I. SACERDOCIO Y ESPÍRITU DE CRISTO
El sacerdote debe ofrecer el sacrificio incruento de valor infinito, absolver los penitentes, engendrarlos, por así decirlo, a la vida de la gracia y dirigirlos a la vida eterna; en particular debe evangelizar a los pobres. Y para esto necesita pureza, humildad, mansedumbre, caridad fecunda por la gloria de Dios y de Cristo y la salvación de las almas. Debe imitar el ejemplo de los Apóstoles, quienes dijeron al instituir los diáconos para el ejercicio de las obras de misericordia: Nosotros debemos atender a la oración y al ministerio de la palabra” (Act. VI, 4). De otro modo hay gran actividad externa, pero sin fruto: “Magni passus sed extra viam”. Aún más, el sacerdote debe decir como Juan Bautista: “Conviene que Él crezca y yo, en cambio disminuya.”
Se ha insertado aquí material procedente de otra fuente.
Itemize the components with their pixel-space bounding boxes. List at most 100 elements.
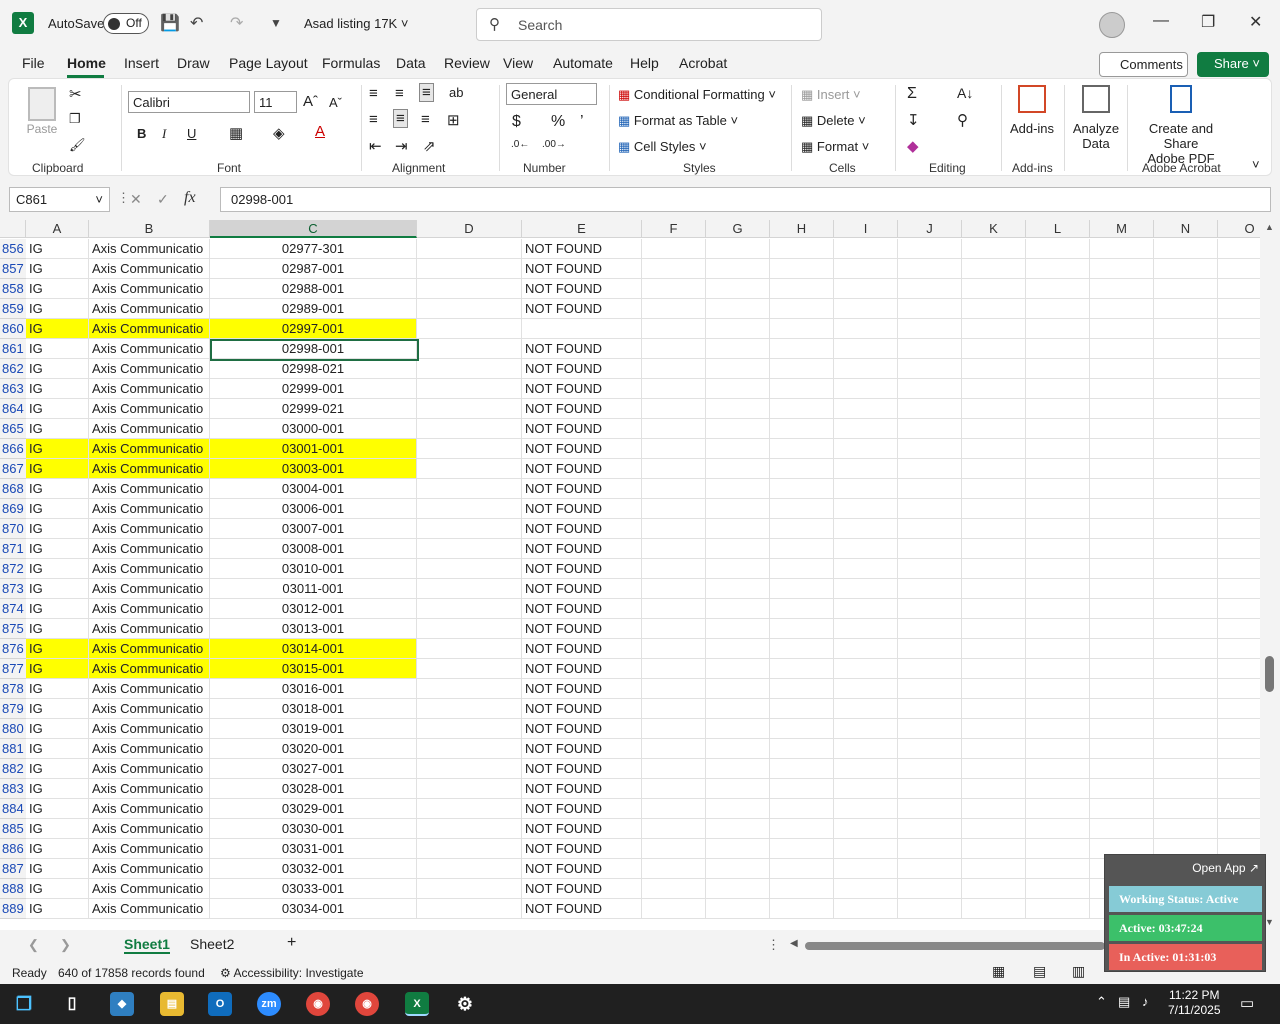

Para lograrlo debe vivir el espíritu de Cristo: “El que se allega al Señor se hace un espíritu con Él” (I Cor. VI, 17). “Si alguno no tiene el espíritu de Cristo, ése no es de Cristo” (Rom. VIII, 9). Ahora bien, el espíritu de Cristo es el espíritu de Verdad: “Yo para esto he venido al mundo, para dar testimonio de la verdad” (Jn. XVIII, 37). “Vosotros sois la luz del mundo” (Mt. V, 14). “Me seréis testigos” (Act. I, 8). Este espíritu es espíritu de amor, que se manifiesta en la mansedumbre: “Aprended de mí, que soy manso y humilde de corazón” (Mt. XI, 29) y en el celo hasta la muerte: “Cristo me amó y se entregó por mí” (Gál. II, 20). Es además, espíritu de sacrificio: “El que ama a su padre o a su madre más que a mí, no es digno de mí; quien no tome su cruz y me sigue, no es digno de mí”. Más este sacrificio recibe el ciento por uno: “Al que venciere le daré del maná escondido” (Apoc. II, 17).